From 9caf2dbda63e89197bbd7a5d569719cbe22552a8 Mon Sep 17 00:00:00 2001
From: ankraft <an.kraft@gmail.com>
Date: Thu, 18 Apr 2024 23:00:26 +0200
Subject: [PATCH] Removing html tags from clause titles and anchors

---
 toMkdocs/toMkdocs.py | 6 ++++++
 1 file changed, 6 insertions(+)

diff --git a/toMkdocs/toMkdocs.py b/toMkdocs/toMkdocs.py
index 1ee9eeb..8ad53dc 100644
--- a/toMkdocs/toMkdocs.py
+++ b/toMkdocs/toMkdocs.py
@@ -98,6 +98,7 @@ _match2spaceListIndention = re.compile(r'^\s{2}-', re.IGNORECASE)
 _markdownLink = re.compile(r'[^!]\[[^\]]*\]\((#[^)]*)\)', re.IGNORECASE)
 _htmlLink = re.compile(r'<a\s+href="([^"\']*)">[^<]*</a>', re.IGNORECASE)
 _htmlAnchorLink = re.compile(r'<a\s+name="([^"]*)">[^<]*</a>', re.IGNORECASE)
+_htmlTag = re.compile(r'<[^>]*>', re.IGNORECASE)

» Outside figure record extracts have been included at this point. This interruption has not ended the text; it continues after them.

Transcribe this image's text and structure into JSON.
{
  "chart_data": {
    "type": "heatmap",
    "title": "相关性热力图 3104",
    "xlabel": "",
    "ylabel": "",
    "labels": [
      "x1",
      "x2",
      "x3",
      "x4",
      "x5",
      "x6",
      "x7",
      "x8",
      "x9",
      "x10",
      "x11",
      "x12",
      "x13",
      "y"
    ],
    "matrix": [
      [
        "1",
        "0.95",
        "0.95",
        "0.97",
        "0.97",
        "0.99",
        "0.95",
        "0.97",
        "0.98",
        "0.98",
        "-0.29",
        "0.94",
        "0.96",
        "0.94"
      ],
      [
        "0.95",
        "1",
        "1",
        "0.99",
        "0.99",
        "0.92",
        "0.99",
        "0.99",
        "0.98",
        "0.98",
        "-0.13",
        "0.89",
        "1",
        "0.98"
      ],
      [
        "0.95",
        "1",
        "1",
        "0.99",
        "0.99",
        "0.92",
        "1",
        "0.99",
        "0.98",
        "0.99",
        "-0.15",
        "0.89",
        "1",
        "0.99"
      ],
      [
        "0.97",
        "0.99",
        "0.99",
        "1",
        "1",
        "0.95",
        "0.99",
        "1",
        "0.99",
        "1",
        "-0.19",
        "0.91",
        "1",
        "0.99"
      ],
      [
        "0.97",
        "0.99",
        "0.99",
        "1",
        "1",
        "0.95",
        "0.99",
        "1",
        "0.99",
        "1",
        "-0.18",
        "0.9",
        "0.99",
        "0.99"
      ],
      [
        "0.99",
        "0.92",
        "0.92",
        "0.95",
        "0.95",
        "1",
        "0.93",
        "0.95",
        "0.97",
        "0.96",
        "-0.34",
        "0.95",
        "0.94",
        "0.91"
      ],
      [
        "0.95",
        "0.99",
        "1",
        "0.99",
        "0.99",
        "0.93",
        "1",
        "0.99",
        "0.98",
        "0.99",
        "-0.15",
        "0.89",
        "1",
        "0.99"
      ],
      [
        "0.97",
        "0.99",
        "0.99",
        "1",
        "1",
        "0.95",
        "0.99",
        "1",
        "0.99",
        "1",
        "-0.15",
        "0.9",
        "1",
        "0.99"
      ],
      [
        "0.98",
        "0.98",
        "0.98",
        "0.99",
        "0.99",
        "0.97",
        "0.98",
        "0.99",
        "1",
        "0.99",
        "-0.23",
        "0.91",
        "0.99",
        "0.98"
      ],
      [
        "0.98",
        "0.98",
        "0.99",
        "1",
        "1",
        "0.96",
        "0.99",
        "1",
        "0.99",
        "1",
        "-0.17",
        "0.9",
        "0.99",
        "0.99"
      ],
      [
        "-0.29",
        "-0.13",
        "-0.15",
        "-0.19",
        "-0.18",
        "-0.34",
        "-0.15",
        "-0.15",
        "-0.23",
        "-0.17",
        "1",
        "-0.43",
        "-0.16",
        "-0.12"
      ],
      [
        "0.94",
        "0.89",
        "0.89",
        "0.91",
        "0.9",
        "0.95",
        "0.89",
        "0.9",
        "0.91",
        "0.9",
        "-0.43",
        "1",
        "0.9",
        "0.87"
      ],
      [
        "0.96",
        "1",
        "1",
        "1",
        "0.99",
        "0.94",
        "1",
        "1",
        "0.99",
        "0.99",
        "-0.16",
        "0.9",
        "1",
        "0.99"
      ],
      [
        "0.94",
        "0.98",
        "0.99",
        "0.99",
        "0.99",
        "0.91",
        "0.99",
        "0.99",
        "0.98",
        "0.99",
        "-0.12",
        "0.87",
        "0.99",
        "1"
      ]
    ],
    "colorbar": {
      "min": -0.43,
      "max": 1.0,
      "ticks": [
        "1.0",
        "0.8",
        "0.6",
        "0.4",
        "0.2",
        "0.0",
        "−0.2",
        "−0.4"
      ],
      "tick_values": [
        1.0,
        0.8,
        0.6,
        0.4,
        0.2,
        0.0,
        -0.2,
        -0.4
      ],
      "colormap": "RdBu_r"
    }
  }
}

 _matchNoteStart = re.compile(r'^\s*>\s*(note)?\s*[:]?\s*', re.IGNORECASE)
 
 
@@ -172,6 +173,7 @@ def analyseMarkdown(filename:str) -> list[Clause]:
 		if (m := _matchHeader.match(line)):
 			# Add a new clause
 			clauseTitle = m.groups()[1].strip()
+			clauseTitle = re.sub(_htmlTag, '', clauseTitle)
 			headerNumber = _matchHeaderNumber.search(clauseTitle)
 			outClauses.append(Clause(len(m.groups()[0]), # level
 						  		   headerNumber.group() if headerNumber else shortHash(clauseTitle, 6),
@@ -278,12 +280,16 @@ def updateLinks(clauses:list[Clause]) -> list[Clause]:
 		# Find all headers in the clause
 		for line in clause.lines:
 			if (m := _matchHeader.match(line.text)):
+				
 				# convert the header to anchor format and add it to the dictionary
 				# Remove special characters
 				# TODO move perhaps to an own function
 				anchor = m.groups()[1].strip().casefold().replace(' ', '-')
 				for c in ( '.', '(', ')', '[', ']', ':', ',', "'", '"'):
 					anchor = anchor.replace(c, '')
+				# remove html tags from the anchor
+				anchor = re.sub(_htmlTag, '', anchor)
+
 				linkTargets[f'#{anchor}'] = clause
 				if veryVerbose:
 					print(f'[dim]Added Markdown anchor "{anchor}"')
-- 
GitLab